There are a lot of reasons for that, but one of the reasons is that gaming has become, in Las Vegas in particular, a part of a much broader field of attraction. There’s retail, there’s entertainment, there’s lots of things now that are components to driving consumers into casinos. And that retail pullback has been a significant part of the downturn. The gaming figures, in general, have held up relatively better than the overall macro-environment during the downturn. But if you take into account the retail part of it — food, beverage, shopping — that’s where I think the bulk of that downturn really affected Las Vegas.

Q: Given the state of the industry, what’s driving your plans to build a USD 660 million resort casino in Kansas?

A: Kansas was attractive to us for several reasons.
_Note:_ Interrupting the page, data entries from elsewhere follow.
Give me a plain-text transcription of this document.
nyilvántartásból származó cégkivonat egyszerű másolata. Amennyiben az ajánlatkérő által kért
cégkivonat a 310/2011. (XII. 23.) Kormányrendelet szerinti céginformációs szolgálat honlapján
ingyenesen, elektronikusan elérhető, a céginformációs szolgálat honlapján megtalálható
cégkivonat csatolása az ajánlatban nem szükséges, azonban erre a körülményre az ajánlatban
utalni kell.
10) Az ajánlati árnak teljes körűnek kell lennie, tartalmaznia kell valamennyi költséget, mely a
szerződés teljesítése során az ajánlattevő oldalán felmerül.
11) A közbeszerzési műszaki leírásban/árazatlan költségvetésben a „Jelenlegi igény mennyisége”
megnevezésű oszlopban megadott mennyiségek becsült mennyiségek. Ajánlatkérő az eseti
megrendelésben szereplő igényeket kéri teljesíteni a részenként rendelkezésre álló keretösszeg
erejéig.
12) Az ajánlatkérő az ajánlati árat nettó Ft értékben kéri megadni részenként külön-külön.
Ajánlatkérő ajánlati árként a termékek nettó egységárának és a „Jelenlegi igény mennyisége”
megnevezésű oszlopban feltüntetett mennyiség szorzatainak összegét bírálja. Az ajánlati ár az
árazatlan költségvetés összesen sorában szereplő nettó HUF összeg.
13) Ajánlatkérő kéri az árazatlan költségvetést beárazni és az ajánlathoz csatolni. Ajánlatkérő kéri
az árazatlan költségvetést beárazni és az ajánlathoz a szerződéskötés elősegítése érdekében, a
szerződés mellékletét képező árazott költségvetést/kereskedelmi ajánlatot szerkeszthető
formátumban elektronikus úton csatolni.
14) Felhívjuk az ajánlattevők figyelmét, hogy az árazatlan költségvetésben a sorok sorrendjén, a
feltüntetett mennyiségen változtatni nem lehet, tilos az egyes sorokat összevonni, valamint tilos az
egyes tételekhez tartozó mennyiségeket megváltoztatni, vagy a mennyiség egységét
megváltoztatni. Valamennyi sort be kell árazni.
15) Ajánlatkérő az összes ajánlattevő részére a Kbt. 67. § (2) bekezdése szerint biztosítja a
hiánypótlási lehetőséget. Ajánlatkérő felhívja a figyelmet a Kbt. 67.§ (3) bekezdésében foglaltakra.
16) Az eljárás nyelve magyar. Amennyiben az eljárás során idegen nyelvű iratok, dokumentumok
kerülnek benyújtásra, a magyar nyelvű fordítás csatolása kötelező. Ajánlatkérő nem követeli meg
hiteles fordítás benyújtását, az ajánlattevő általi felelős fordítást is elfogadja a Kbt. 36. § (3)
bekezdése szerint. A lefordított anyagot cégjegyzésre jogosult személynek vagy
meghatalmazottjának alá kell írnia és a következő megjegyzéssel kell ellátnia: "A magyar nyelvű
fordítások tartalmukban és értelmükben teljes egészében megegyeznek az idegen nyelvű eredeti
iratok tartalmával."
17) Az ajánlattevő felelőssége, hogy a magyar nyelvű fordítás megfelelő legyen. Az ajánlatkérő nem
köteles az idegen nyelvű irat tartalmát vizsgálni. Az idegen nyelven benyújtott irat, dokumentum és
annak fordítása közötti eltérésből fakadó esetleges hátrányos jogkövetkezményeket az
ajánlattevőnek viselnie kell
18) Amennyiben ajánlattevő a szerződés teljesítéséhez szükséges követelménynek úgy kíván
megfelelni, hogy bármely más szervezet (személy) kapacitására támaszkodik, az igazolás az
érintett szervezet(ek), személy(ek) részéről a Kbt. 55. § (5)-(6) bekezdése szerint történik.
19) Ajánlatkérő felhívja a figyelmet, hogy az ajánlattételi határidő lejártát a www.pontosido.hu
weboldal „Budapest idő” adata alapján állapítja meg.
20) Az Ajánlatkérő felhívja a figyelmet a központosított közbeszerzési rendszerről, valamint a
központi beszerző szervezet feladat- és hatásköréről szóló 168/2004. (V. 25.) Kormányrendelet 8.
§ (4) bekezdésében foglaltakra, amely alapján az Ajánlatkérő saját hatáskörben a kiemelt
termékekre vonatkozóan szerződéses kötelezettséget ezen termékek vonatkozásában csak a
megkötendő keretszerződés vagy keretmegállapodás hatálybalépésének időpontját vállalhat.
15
No. 1, it’s within a major metropolitan area. No. 2, it’s in an area in which I’m familiar with the casino environment. Kansas has passed a law which allows no-limit, 24-hour, 7-day-a-week Las Vegas-style land-based gaming.
As an entrepreneur in the industry, those components are very important. We’ve proposed a USD 660 million world-class facility that will include a Tom Watson championship-design golf course. We have a plan there that will become a regional destination. We see great synergies between our operations in Colorado and if we were to be awarded this casino in Kansas. There are tremendous synergies both for Coloradans and Kansans to cross-market those facilities. That’s a great benefit for the state of Colorado, with out-of-state revenue coming in, and vice versa for Kansas. It’s very close in proximity. It’s about an hour-and-10-minute flight.

Q: How specifically would this bring revenue into Colorado?

A: We would cross-market our databases. So if we had a database of X-thousands of people in Kansas, we would promote vacations here, we would promote vacations there. The synergies because of the close proximity, particularly in air flight, to those two markets is a very attractive proposition for customers.

Q: What’s the time frame for the development of the casino?

A: The state of Kansas will make a decision (on the application on Friday). We anticipate opening in February 2011.

Q: It’s been rumored that you are a co-owner in the Ultimate Fighting Championship. Is that true?

A: My two brother-in-laws are the co-owners of UFC, and it’s doing very well.

Q: Do you like to gamble at casinos?

A: I’m a recreational gambler. There are times when I will go out if friends or family members are in town, or if I’m traveling to a city or state that has gambling. I like to play blackjack. I started my career as a craps dealer, so I’m very versed in the dice game. So I enjoy playing craps and blackjack.